Re: Re: Re: Re: Fence Drill
If I might interject here, Dawg, I think this is exactly Jack's point -- you must apply force constantly.
If hand torque alone is responsbile for angular displacement, which Jack's research seems to bear out, and if we agree that applying force over time will result in more bat speed than trying to apply force suddenly, late in the swing, then a circular path in which torque is applied with both hands would produce optimum angular displacement. But if you use a straight, linear hand path, you're pulling along the bat's centerline, and the bat won't rotate around the hands.

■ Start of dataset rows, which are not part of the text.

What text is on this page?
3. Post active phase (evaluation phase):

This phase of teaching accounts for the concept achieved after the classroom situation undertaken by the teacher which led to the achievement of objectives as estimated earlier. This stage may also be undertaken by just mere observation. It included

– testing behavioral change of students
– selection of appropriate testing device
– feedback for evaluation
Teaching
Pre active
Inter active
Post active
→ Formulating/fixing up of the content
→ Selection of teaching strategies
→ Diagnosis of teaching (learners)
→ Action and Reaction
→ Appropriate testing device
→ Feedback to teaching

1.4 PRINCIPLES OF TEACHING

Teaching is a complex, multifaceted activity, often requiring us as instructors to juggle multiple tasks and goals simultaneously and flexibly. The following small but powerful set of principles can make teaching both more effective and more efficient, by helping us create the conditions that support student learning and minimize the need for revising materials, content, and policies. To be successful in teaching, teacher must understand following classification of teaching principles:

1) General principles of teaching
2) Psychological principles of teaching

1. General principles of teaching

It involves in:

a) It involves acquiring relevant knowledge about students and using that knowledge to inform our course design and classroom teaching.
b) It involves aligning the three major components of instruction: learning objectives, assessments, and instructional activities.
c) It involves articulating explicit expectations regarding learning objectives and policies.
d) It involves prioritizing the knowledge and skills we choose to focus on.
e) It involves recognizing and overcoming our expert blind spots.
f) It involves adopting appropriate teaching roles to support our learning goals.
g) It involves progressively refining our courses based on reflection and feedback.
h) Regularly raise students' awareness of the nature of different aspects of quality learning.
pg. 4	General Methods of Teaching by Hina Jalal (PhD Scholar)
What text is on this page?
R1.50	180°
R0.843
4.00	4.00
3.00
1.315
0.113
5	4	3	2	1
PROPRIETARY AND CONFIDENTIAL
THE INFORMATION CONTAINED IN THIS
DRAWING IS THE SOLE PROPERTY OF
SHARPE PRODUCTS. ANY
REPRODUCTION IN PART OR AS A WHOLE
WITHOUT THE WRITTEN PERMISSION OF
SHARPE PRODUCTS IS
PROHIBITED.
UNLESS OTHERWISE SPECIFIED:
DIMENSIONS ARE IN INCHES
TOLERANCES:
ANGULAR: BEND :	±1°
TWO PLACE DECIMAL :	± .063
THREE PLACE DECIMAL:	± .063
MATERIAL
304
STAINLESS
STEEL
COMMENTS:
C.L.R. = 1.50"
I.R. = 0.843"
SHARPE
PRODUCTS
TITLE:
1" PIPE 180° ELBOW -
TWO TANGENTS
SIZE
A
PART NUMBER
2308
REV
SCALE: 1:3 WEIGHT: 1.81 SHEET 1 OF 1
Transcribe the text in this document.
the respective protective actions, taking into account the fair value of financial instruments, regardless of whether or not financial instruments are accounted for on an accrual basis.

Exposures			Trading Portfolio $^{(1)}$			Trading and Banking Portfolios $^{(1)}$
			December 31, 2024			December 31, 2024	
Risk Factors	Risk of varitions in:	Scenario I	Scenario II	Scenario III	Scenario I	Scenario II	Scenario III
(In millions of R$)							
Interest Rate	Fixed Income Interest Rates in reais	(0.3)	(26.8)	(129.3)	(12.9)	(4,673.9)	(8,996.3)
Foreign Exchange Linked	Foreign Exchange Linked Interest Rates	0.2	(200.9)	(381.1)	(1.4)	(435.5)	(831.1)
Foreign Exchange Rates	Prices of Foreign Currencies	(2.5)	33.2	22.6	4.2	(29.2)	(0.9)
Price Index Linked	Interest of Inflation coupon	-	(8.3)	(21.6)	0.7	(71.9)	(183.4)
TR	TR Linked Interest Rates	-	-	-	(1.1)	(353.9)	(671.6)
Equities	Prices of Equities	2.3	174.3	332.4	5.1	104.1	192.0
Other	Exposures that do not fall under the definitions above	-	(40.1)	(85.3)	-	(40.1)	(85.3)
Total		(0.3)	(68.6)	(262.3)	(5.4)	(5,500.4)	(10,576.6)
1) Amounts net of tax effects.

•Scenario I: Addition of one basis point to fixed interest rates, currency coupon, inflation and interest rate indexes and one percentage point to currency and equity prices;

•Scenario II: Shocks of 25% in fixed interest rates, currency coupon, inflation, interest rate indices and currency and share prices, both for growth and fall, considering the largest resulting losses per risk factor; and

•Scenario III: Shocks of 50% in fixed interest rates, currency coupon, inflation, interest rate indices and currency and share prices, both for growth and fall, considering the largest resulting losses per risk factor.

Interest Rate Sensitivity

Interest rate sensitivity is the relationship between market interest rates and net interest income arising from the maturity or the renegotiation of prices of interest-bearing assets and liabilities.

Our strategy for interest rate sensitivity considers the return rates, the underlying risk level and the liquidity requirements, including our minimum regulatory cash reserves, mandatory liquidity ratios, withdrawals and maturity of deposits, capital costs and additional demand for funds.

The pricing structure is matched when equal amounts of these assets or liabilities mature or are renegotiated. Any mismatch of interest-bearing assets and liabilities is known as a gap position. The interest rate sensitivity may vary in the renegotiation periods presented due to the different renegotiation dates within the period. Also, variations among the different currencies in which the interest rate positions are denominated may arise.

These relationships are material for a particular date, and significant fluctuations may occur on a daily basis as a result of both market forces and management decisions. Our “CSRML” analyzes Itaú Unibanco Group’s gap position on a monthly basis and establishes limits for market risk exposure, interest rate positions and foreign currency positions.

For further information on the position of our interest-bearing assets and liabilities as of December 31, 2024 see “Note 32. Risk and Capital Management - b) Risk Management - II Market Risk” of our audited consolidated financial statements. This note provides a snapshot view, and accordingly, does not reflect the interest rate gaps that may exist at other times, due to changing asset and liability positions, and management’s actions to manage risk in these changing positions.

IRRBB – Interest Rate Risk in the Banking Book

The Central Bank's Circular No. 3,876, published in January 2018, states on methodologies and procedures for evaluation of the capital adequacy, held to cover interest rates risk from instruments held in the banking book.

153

The only question I've had of Jack regarding this point is whether "angular displacement" and "batspeed" can be used interchangably (which IMO he sometimes seems to suggest). If not, I think that also opens the door to contribution by a "tripping effect" of the hands and even a degree of linear extension late in the swing, which seems to be what Adair describes when he says the "hands move out of their arc-like path." But again, I would be arguing for synergy of several forces, not against the existence (or even the importance) of torque.
If I understand him correctly, Jack's concern about the fence drill is a valid one -- the hitter might be left with the notion angular displacement must be initiated late and "cheat" to avoid hitting the wall by pulling the bat in a straight line. Instead, they should be letting the rear arm ride tight and the lead arm should be draped across the chest as the shoulders help pull around. To me, the difference between the two is the difference between a consciously wristy swing and a swing that takes adavantage of summation of forces and truly achieves the circular hand path.
Or at least I think that's what Jack's saying.